But when contacted by USA Today, the psychiatry professor at the University of North Carolina said he never saw the final report and was not ready to give a definitive view on whether Putin had Asperger’s syndrome.
The Pentagon played down the study, saying it apparently never made its way to the desk of the defense secretary or other top decision makers.
“The Office of Net Assessment did not send these reports to the secretary, and are not aware of any requests from any DoD [Department of Defense] leaders to review these reports,” Lieutenant Colonel Valerie Henderson, a Pentagon spokesperson, told Agence France-Presse.
All indications were that “the reports remained in the office,” she said.
The same office paid for another study in 2011 by the same author, analyzing Putin and then-president Dimitry Medvedev, based on their body movements.

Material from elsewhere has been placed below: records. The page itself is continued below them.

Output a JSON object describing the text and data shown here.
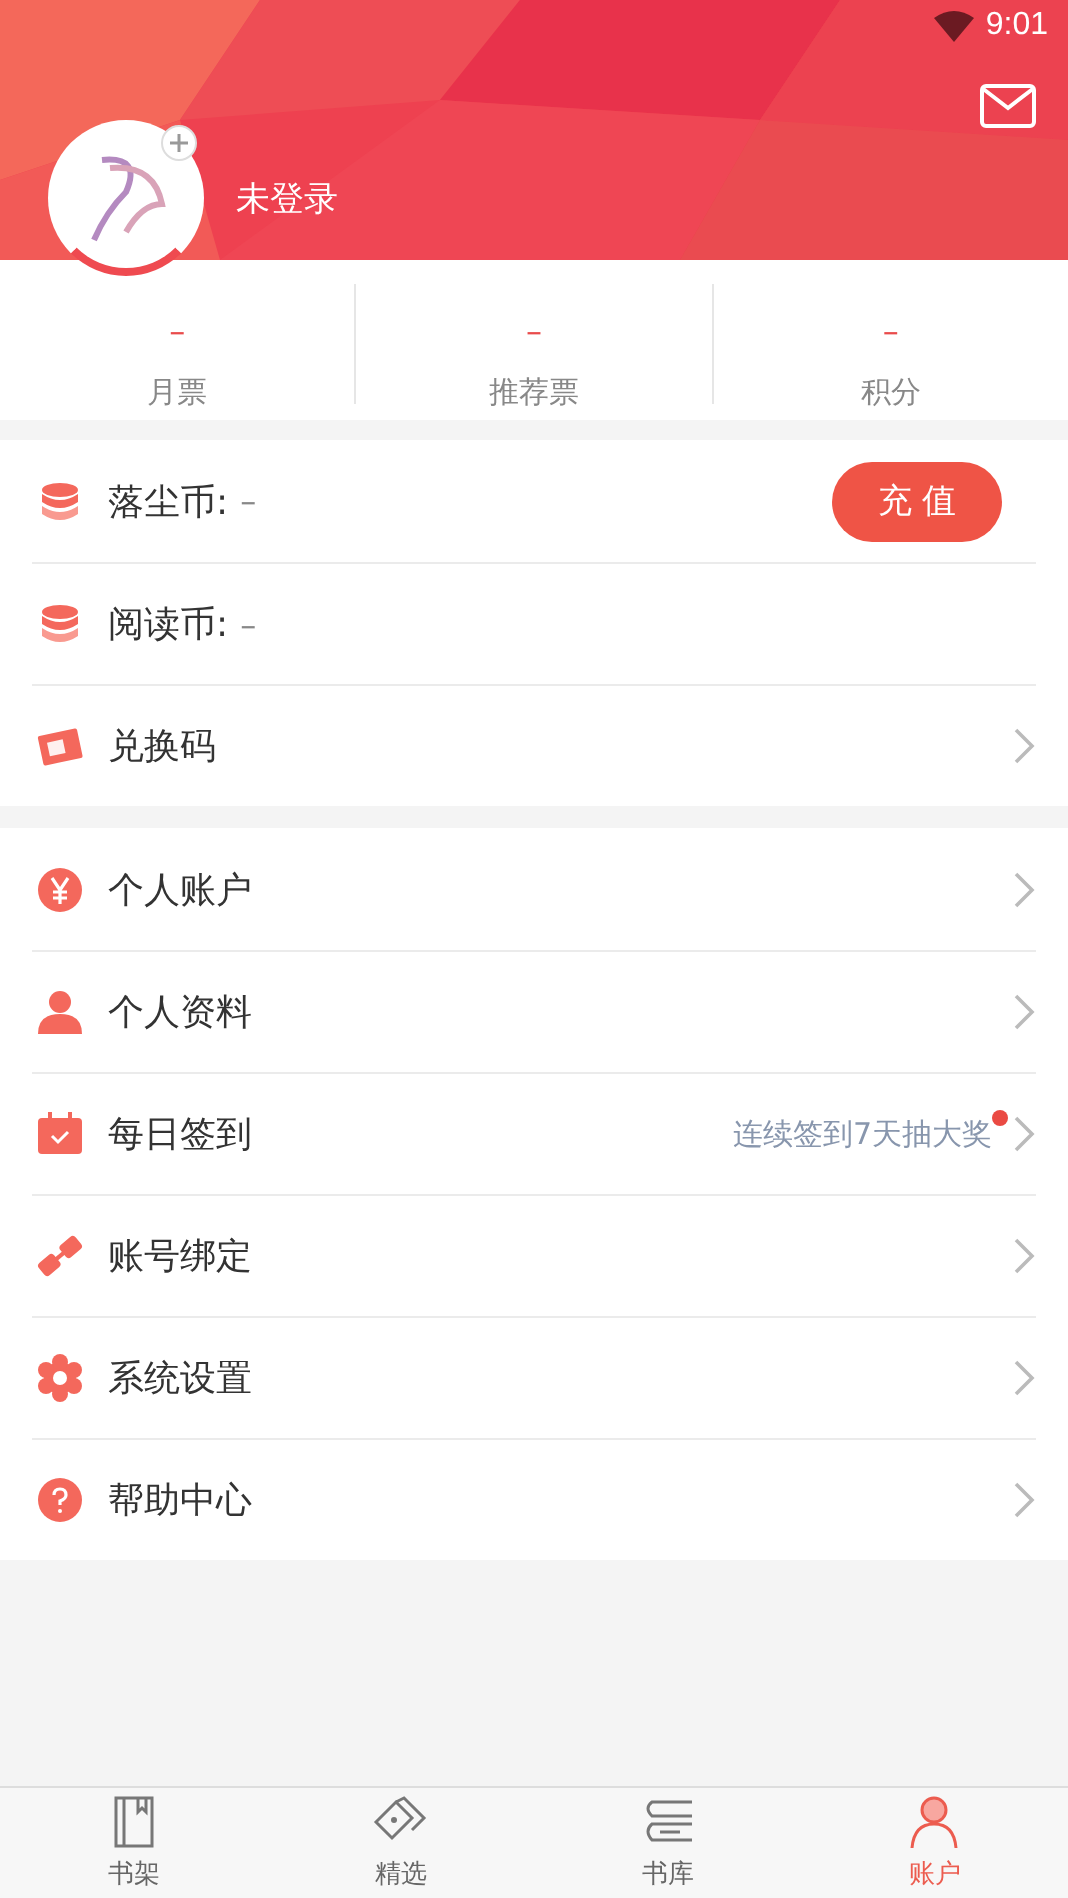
{
  "status_bar": {
    "time": "9:01"
  },
  "profile": {
    "name": "未登录"
  },
  "stats": [
    {
      "value": "–",
      "label": "月票"
    },
    {
      "value": "–",
      "label": "推荐票"
    },
    {
      "value": "–",
      "label": "积分"
    }
  ],
  "groups": [
    {
      "items": [
        {
          "label": "落尘币:",
          "value": "–",
          "button": "充 值",
          "arrow": false
        },
        {
          "label": "阅读币:",
          "value": "–",
          "arrow": false
        },
        {
          "label": "兑换码",
          "arrow": true
        }
      ]
    },
    {
      "items": [
        {
          "label": "个人账户",
          "arrow": true
        },
        {
          "label": "个人资料",
          "arrow": true
        },
        {
          "label": "每日签到",
          "hint": "连续签到7天抽大奖",
          "badge": true,
          "arrow": true
        },
        {
          "label": "账号绑定",
          "arrow": true
        },
        {
          "label": "系统设置",
          "arrow": true
        },
        {
          "label": "帮助中心",
          "arrow": true
        }
      ]
    }
  ],
  "tabs": [
    {
      "label": "书架",
      "selected": false
    },
    {
      "label": "精选",
      "selected": false
    },
    {
      "label": "书库",
      "selected": false
    },
    {
      "label": "账户",
      "selected": true
    }
  ]
}
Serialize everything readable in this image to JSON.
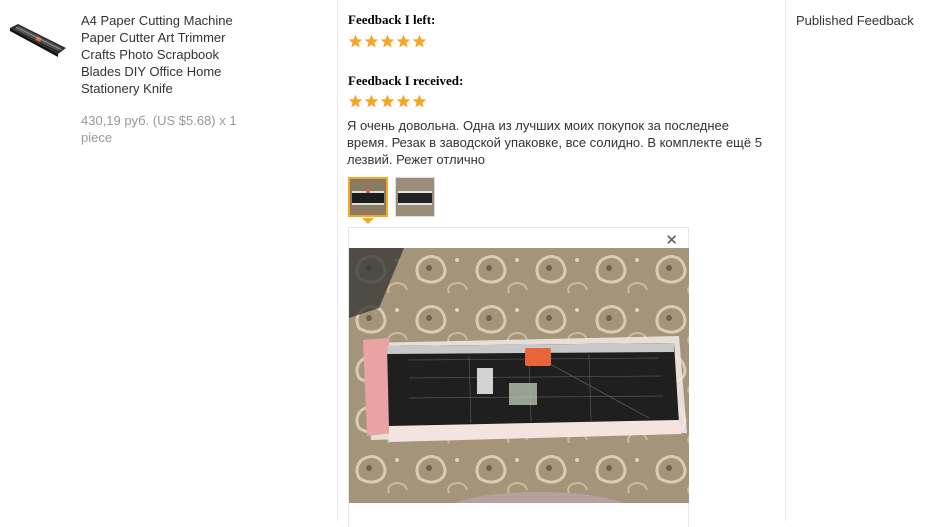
{
  "product": {
    "title": "A4 Paper Cutting Machine Paper Cutter Art Trimmer Crafts Photo Scrapbook Blades DIY Office Home Stationery Knife",
    "price": "430,19 руб. (US $5.68) x 1 piece"
  },
  "feedback_left": {
    "heading": "Feedback I left:",
    "stars": 5
  },
  "feedback_received": {
    "heading": "Feedback I received:",
    "stars": 5,
    "text": "Я очень довольна. Одна из лучших моих покупок за последнее время. Резак в заводской упаковке, все солидно. В комплекте ещё 5 лезвий. Режет отлично"
  },
  "photos": {
    "active_index": 0,
    "count": 2,
    "close_icon": "close-icon"
  },
  "status": {
    "label": "Published Feedback"
  },
  "colors": {
    "star": "#f5a623",
    "active_border": "#f5a623",
    "muted_text": "#999999"
  }
}
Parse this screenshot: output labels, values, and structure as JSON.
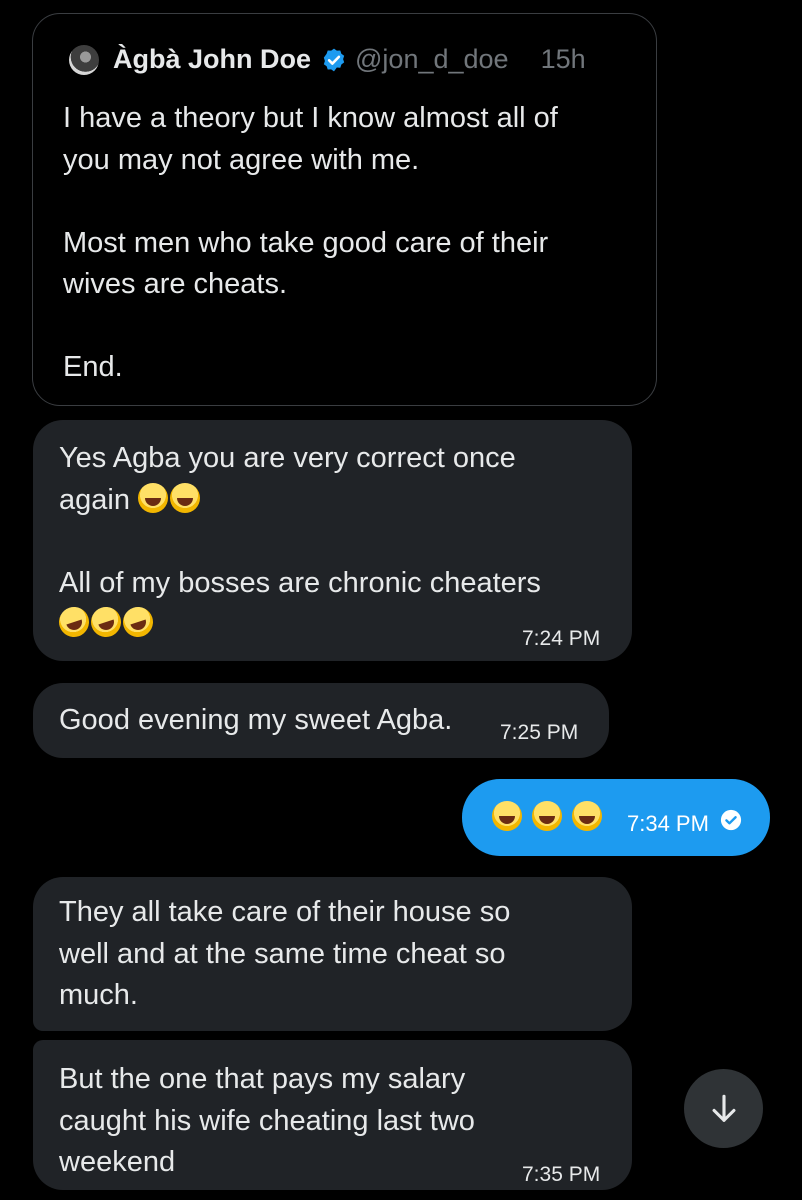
{
  "quoted_post": {
    "name": "Àgbà John Doe",
    "handle": "@jon_d_doe",
    "time": "15h",
    "text": "I have a theory but I know almost all of\nyou may not agree with me.\n\nMost men who take good care of their\nwives are cheats.\n\nEnd."
  },
  "messages": [
    {
      "direction": "received",
      "text_a": "Yes Agba you are very correct once\nagain ",
      "text_b": "\n\nAll of my bosses are chronic cheaters\n",
      "time": "7:24 PM"
    },
    {
      "direction": "received",
      "text": "Good evening my sweet Agba.",
      "time": "7:25 PM"
    },
    {
      "direction": "sent",
      "time": "7:34 PM",
      "status": "read"
    },
    {
      "direction": "received",
      "text": "They all take care of their house so\nwell and at the same time cheat so\nmuch."
    },
    {
      "direction": "received",
      "text": "But the one that pays my salary\ncaught his wife cheating last two\nweekend",
      "time": "7:35 PM"
    }
  ],
  "colors": {
    "background": "#000000",
    "received_bubble": "#202327",
    "sent_bubble": "#1d9bf0",
    "verified_badge": "#1d9bf0",
    "secondary_text": "#71767b"
  },
  "icons": {
    "verified": "verified-badge-icon",
    "read_receipt": "read-check-icon",
    "scroll_down": "arrow-down-icon",
    "laugh": "grinning-sweat-emoji",
    "rofl": "rolling-laughing-emoji"
  }
}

The report portrayed Medvedev as an “action man” who saw situations in black-and-white terms, while Putin was described as more of “chess player.”
The study recommended US officials present Putin with “meaty policy research and white papers” to satisfy his craving for information.
But the report’s author, Connors, argued that examining the body movements of leaders and their potential “to predict behavior and decisions is as potent an instrument as an evolving weapon system.”
At the start of the US-led invasion of Iraq in 2003, American experts on nonverbal communication were able to confirm that a puffy-looking man in an army uniform speaking on state television was indeed Saddam Hussein and not an imposter, Connors wrote in a 2006 article.